This month I am celebrating “Wheat Free March” I like the idea of celebrating.. I will start Monday morning. I have some things to catch up on this weekend after sugar free Feb. Mostly PIZZA!!
Now unlike some people, I am NOT going to add “gluten free” products to my list of things to eat. Most gluten free products have suagr in them and I still dont crave sugar and dont want to unnecessarily add it to my diet again. Believe me, I have done that before and it just sneeks in until before you know it , you are eating sugar every day and not even realizing it. So I will be always careful about reading ingredients lists. I am going all out and my list will be very strict and what I am eating. I am not telling aynone to do what I do, just use me as an example and as always ask me questions and I will find answers. Hre is my list of what I plan to eat this month. If I add any product I will note it weekly.
Grocery List for Wheat Free March
Keep in mind, Whatever you don’t like- don’t get it. This was my list , but I added some things as “others” that I have at my house always and you may or may not have. There are more to choose from but this is basically what I always have in my house, and this is what I will eat this month.

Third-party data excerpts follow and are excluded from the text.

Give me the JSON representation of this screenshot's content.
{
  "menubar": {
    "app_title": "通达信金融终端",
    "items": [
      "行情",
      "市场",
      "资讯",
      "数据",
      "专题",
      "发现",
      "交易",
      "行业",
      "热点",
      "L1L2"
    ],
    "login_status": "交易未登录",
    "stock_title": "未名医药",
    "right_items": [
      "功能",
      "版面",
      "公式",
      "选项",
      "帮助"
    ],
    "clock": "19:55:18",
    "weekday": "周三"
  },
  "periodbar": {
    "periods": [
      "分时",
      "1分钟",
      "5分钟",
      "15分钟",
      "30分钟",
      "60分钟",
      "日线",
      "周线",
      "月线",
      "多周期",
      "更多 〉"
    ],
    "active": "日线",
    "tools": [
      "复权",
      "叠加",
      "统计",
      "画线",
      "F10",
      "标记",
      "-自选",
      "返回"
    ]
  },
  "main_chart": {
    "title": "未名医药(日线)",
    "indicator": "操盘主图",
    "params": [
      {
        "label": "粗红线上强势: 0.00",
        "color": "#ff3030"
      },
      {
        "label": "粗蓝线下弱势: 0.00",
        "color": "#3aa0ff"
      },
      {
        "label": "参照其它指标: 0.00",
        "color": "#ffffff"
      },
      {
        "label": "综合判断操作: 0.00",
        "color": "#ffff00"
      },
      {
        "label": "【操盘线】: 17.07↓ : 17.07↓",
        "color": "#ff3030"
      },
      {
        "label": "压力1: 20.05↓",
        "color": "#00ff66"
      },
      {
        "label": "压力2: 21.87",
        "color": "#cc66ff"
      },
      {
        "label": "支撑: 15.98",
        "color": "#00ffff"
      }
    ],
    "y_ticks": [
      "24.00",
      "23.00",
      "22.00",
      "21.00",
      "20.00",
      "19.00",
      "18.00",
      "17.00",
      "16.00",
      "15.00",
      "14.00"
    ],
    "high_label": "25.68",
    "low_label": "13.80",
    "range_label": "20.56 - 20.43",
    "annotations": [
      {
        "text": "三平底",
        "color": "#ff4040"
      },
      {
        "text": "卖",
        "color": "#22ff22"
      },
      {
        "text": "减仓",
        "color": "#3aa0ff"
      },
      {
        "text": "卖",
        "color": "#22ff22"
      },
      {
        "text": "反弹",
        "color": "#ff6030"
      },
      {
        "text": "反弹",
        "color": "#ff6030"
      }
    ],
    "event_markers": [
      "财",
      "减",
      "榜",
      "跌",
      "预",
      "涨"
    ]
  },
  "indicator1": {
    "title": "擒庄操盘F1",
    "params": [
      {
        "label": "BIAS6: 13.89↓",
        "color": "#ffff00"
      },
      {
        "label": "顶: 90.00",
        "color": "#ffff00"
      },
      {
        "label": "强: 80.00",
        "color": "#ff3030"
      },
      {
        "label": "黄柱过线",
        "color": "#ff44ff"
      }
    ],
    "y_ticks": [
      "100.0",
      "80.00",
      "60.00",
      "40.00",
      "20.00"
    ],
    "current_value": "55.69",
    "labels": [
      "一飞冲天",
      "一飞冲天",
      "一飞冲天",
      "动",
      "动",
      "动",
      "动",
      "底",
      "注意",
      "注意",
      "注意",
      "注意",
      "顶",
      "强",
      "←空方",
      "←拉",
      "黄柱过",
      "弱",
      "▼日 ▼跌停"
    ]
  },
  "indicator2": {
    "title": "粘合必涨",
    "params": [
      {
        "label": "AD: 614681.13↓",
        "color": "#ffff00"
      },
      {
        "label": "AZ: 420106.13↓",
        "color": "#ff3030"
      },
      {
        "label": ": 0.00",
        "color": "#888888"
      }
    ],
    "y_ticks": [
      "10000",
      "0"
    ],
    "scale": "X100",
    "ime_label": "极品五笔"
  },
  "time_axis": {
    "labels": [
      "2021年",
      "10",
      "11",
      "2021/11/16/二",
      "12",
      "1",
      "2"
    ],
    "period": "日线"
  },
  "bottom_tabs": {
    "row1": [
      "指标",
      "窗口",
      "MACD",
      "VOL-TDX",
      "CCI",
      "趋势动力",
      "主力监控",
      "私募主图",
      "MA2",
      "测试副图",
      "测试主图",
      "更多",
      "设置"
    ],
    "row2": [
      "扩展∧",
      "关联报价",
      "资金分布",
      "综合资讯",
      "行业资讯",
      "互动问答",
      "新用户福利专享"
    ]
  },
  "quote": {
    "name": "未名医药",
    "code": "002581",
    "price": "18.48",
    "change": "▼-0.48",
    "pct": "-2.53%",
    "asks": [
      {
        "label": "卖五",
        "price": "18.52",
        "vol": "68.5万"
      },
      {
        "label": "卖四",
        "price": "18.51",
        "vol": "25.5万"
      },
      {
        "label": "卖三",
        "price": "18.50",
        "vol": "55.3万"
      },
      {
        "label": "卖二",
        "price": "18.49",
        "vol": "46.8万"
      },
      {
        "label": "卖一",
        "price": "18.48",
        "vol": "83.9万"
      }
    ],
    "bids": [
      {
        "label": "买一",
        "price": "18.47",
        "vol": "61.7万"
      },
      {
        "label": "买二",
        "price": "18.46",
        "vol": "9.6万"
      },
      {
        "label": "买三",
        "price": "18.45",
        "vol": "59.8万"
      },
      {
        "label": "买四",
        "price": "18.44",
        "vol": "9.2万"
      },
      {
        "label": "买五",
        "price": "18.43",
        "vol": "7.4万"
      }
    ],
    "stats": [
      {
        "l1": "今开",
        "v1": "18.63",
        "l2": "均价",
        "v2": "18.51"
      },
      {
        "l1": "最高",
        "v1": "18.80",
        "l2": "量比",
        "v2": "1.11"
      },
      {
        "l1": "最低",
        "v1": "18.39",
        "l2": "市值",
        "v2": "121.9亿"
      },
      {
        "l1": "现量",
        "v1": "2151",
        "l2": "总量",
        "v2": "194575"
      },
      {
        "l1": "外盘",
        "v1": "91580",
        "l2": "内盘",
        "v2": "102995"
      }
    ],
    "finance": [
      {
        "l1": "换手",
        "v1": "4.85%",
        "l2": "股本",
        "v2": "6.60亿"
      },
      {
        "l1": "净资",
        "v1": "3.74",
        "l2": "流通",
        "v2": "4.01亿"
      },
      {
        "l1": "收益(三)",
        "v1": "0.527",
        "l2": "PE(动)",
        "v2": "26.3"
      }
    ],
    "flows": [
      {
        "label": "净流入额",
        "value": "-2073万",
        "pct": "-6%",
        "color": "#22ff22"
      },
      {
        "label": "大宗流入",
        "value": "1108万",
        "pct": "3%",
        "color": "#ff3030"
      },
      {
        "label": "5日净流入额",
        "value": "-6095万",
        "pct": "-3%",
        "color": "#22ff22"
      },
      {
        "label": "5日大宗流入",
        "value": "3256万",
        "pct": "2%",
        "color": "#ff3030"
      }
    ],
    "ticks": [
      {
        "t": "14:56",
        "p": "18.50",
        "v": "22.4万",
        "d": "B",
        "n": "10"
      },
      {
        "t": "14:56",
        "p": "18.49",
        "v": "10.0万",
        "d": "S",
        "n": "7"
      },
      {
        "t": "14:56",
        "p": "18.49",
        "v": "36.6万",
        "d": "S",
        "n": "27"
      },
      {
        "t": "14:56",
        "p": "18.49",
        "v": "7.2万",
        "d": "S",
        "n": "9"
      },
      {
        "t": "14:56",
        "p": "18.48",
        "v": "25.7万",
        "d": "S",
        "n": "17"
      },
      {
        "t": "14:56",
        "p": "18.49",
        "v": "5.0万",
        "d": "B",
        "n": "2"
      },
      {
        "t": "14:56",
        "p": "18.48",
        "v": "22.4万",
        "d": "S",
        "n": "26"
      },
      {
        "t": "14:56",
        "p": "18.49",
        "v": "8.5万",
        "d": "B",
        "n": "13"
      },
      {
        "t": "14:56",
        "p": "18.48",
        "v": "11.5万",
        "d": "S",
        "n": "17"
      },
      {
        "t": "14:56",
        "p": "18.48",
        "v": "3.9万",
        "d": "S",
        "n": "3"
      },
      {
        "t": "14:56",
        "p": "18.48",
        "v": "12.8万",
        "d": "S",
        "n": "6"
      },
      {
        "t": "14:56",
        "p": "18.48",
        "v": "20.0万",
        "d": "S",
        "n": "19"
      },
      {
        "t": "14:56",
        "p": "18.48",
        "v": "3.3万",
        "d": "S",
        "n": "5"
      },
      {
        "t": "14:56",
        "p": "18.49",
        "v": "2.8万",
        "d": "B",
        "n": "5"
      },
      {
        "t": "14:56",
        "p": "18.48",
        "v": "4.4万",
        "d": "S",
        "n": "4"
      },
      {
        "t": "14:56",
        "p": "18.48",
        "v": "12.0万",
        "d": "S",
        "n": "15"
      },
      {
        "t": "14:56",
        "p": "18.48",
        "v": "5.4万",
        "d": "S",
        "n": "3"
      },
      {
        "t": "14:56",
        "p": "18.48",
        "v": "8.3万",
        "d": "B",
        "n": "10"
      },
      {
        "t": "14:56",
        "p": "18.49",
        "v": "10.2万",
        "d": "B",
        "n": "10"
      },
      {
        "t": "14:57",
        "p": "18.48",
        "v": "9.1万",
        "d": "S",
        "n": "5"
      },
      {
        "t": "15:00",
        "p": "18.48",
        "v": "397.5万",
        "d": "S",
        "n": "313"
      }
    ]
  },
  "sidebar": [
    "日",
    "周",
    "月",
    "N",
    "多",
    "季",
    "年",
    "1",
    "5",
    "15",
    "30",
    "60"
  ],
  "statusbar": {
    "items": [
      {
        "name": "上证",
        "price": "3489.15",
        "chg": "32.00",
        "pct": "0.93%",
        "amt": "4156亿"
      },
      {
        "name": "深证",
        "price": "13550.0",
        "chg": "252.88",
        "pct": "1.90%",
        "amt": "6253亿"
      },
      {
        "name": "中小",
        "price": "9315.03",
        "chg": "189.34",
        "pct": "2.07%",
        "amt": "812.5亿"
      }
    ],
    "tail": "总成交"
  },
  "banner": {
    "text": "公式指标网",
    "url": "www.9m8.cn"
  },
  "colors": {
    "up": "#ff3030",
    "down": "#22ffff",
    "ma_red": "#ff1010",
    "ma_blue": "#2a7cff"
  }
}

These are ALL authorized foods .
Proteins– White or dark meat free range chicken, any wild caught fish or wild game meats, cans of Tuna, Salmon and sardines in water, nitrate free lunchmeats, Whole Organic eggs, large carton of egg whites, lowfat organic cottage cheese, PLAIN Greek yogurt, Lean grass fed beef.
Veggies- Bell peppers (green ,red, orange and yellow), sliced mushrooms, Acorn squash, Lettuce (all kinds), baby carrots, celery, 1 head of Broccoli, 1 head of cauliflower, frozen spinach, Fresh Parsley, bag of Kale greens, rutabaga ( my new favorite). asparagas, NO CORN!
Healthy Fats- Raw nuts (in the baking section of the store) walnuts, almonds & pecans, Coconut oil, olive oil. Fresh ground peanut butter and/or almond butter (Only ingredients are nuts and maybe salt! Do not buy anything that has anything else listed in the ingredients. This is very important.)
Starchy Carbs- sweet potatoes, Rice, (basmati, jasmine, brown, long grain & wild) whatever it is do not buy instant. Yes you have to cook it for 45 minutes! Quinoa, Hot rice cereal, Lightly salted Rice Cakes, Steel cut or whole grain oats.
Other– Unsweetened Almond milk, Pure Stevia Drops( most powders I have seen have maltodextrin in them, that is sugar!) green tea ( do not use Lipton brands- they have unknown additives in them), Mrs. Dash, Pace Salsa (the only one without sugar listed), lots of dried herbs. Sea salt, garlic cloves, and onions.